Eni était resté assis. Il avait parlé calmement, sans élever le ton, sans pleurer, sans taper du poing. Il avait dit les choses comme elles étaient, comme il voulait qu'elles soient. Il regardait Nepos dans les yeux, sans froncer des sourcils, avec cet air naïf et naturel qu'il avait toujours sur le visage.
- D'accord.
Nepos leur soumettait tous les jours des exercices, toujours de plus en plus difficiles. Au début, ils résolvaient des devinettes. Trouver la solution, c'était avoir le droit de manger. Ara passa plusieurs jours à jeûner ; on ne lui avait jamais demandé de sortir des cases, elle avait du mal à se l'imaginer. Une fois les devinettes maîtrisées, un matin, il les lâcha dans un labyrinthe de son invention.
Eni essaya de se déplacer avec ses disques, mais s'il pouvait leur demander d'aller dans une direction, il ne voyait pas où il allait et ne n'arrivait pas à trouver la sortie parce que ces téléportations l'empêchaient de se repérer.
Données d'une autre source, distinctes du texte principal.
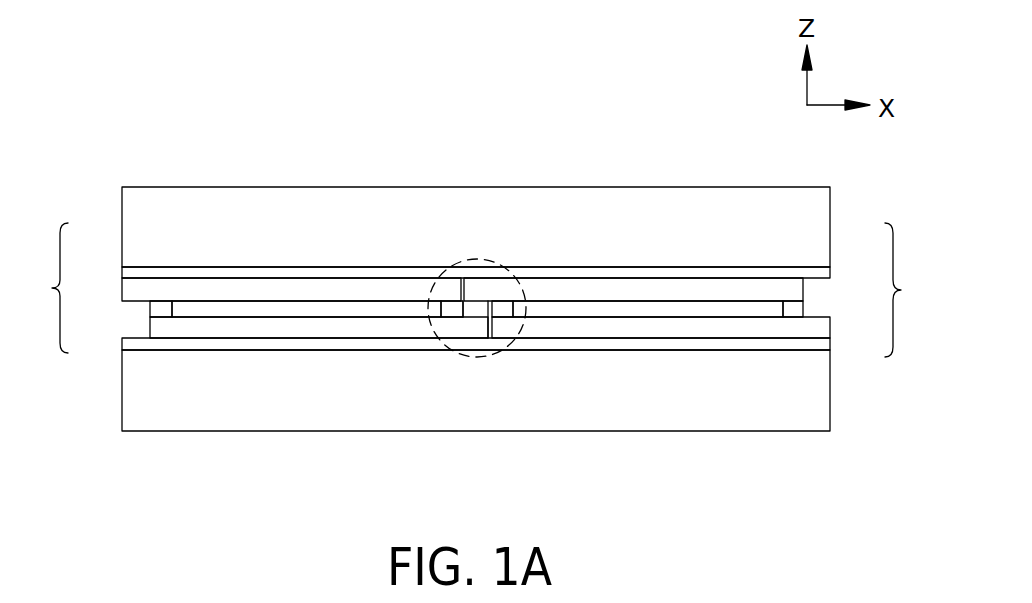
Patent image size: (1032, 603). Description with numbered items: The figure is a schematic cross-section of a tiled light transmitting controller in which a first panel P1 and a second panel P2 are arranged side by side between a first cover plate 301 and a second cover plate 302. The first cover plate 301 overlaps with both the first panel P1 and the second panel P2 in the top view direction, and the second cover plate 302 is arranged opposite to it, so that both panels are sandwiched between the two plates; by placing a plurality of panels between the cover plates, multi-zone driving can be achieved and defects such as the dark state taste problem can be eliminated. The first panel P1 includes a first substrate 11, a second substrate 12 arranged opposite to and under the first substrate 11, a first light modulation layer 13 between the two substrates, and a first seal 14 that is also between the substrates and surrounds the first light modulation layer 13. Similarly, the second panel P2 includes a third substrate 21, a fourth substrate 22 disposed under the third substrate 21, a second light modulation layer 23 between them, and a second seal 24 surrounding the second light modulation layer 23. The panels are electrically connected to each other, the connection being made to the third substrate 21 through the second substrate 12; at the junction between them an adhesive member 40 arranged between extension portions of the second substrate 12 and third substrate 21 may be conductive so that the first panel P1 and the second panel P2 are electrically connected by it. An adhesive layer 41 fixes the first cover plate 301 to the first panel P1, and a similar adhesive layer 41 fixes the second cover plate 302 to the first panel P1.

The first cover plate 301 is at (133, 203).
The second cover plate 302 is at (133, 393).
The adhesive layer 41 is at (292, 276).
The adhesive member 40 is at (477, 307).
The first substrate 11 is at (155, 287).
The second substrate 12 is at (153, 327).
The first light modulation layer 13 is at (197, 307).
The first seal 14 is at (150, 307).
The third substrate 21 is at (798, 287).
The fourth substrate 22 is at (822, 327).
The second light modulation layer 23 is at (757, 307).
The second seal 24 is at (798, 308).
The first panel P1 is at (43, 288).
The second panel P2 is at (909, 290).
C'est Ara qui, encouragée par les devinettes, trouva la solution la première. Nepos leur avait interdit de courir dans les nuages et pour être sûr que la consigne soit respectée, il avait choisi un labyrinthe qui avait un plafond.
Ara avait remarqué qu'elle se perdait parce qu'elle ne savait pas si elle était déjà passée par là ou pas. Tout se ressemblait et comme ils étaient entrés par un disque, non pas par l'entrée, impossible de « retrouver » leur chemin : ils ne l'avaient jamais emprunté. Alors, Ara, pour se repérer, décida de faire pousser de petites fleurs à certains carrefours pour s'y retrouver. Elle trompa ainsi Nepos qui croyait que c'était la première fois qu'elle faisait ce genre de choses.
Elle le rejoignit à la sortie du labyrinthe. Il avait ouvert un disque pour voir ce qui se passait à l'intérieur, sans être vu des gens qui étaient à l'intérieur, bien évidemment.
- Finalement, je m'inquiétais pour rien. Ce garçon n'a aucune imagination. Il va finir par mourir de faim là-dedans s'il continu comme ça.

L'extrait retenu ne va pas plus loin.